Para entender la política debemos primero olvidarnos de lo que nos enseñaron en las clases de cívica, donde nos daban a entender que tan pronto alguien es electo o nombrado a un cargo público cambia de manera de ser y automáticamente comienza a ser motivado por el bien público. Las cosas no son así. Cuando una persona se transforma en político o en burócrata sigue siendo motivado por el mismo interés personal de siempre, aunque opera en un mercado diferente, con restricciones diferentes. Los compradores en ese mercado buscan favores y privilegios gubernamentales. Los políticos suplen tales favores y privilegios, siendo el precio las contribuciones a las campañas electorales y los votos.

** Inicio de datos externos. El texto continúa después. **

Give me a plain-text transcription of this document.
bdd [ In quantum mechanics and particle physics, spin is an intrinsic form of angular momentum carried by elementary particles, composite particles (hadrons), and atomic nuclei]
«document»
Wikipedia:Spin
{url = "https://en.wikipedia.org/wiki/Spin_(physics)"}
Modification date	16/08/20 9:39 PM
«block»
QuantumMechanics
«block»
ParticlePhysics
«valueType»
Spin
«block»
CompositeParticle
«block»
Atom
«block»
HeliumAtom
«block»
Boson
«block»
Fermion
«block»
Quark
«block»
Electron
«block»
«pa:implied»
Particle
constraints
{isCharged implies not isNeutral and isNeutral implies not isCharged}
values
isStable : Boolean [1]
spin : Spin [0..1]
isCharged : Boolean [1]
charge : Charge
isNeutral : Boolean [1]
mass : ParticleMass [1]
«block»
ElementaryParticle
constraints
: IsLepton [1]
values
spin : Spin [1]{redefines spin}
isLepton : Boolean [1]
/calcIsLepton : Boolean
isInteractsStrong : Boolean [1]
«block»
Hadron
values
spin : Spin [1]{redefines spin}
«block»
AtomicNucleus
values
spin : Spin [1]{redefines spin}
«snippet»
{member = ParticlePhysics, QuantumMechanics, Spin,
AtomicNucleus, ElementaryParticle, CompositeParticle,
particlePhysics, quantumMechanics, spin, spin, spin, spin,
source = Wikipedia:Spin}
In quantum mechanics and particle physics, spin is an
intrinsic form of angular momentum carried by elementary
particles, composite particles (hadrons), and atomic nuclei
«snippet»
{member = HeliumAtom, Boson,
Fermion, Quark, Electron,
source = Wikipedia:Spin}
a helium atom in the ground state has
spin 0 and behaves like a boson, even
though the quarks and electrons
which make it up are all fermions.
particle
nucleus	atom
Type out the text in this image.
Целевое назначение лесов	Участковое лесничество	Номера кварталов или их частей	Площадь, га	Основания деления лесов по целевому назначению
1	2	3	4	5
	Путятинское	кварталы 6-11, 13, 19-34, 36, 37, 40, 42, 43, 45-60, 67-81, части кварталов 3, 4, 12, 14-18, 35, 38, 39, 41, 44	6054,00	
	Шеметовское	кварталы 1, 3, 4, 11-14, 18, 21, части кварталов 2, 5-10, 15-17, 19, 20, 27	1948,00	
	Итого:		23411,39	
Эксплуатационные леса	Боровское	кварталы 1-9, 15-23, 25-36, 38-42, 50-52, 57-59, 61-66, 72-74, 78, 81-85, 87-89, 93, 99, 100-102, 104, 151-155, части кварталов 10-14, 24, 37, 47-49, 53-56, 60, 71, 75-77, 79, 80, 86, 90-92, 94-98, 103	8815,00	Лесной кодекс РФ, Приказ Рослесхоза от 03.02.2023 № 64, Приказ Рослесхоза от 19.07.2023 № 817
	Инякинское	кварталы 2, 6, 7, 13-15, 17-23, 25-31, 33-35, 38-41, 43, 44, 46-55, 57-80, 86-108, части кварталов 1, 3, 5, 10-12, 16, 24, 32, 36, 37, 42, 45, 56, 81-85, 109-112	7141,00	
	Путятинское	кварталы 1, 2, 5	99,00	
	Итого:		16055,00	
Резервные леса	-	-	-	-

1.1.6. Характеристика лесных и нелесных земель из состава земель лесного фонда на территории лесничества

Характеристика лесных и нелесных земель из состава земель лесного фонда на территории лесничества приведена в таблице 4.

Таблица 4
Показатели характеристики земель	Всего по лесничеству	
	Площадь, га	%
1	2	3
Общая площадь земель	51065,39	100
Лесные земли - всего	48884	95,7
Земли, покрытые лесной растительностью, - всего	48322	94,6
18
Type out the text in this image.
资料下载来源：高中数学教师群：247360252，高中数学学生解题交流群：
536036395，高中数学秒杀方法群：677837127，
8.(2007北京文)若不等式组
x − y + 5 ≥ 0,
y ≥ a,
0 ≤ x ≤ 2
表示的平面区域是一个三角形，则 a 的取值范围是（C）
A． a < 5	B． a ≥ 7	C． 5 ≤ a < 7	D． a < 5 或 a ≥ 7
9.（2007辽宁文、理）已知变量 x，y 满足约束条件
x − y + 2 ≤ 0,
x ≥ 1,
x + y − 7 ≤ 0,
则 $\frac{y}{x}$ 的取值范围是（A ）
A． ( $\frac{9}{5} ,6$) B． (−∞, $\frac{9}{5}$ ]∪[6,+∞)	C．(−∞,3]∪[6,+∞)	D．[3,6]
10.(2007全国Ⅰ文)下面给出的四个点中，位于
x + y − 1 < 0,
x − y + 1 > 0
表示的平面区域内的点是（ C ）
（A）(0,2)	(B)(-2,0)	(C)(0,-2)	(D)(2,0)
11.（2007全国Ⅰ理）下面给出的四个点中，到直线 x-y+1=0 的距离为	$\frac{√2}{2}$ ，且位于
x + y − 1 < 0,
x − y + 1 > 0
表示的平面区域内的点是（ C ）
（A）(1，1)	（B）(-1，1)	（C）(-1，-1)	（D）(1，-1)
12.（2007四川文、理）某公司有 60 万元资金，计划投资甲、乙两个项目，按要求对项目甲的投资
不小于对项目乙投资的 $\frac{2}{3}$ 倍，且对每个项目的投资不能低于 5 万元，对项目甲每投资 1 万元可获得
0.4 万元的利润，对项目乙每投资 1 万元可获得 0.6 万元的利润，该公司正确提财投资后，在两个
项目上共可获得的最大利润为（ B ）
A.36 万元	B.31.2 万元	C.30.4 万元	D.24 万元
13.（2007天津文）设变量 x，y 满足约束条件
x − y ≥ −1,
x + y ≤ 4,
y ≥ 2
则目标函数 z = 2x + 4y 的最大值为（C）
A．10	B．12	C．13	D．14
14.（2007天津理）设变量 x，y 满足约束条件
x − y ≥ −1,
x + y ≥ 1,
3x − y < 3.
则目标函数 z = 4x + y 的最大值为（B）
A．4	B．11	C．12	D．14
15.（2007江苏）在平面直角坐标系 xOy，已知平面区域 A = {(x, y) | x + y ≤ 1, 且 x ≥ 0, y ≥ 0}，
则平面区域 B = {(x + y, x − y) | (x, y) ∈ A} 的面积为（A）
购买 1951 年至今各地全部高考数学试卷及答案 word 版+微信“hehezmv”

Para entender la política debemos primero olvidarnos de lo que nos enseñaron en las clases de cívica, donde nos daban a entender que tan pronto alguien es electo o nombrado a un cargo público cambia de manera de ser y automáticamente comienza a ser motivado por el bien público. Las cosas no son así. Cuando una persona se transforma en político o en burócrata sigue siendo motivado por el mismo interés personal de siempre, aunque opera en un mercado diferente, con restricciones diferentes. Los compradores en ese mercado buscan favores y privilegios gubernamentales. Los políticos suplen tales favores y privilegios, siendo el precio las contribuciones a las campañas electorales y los votos.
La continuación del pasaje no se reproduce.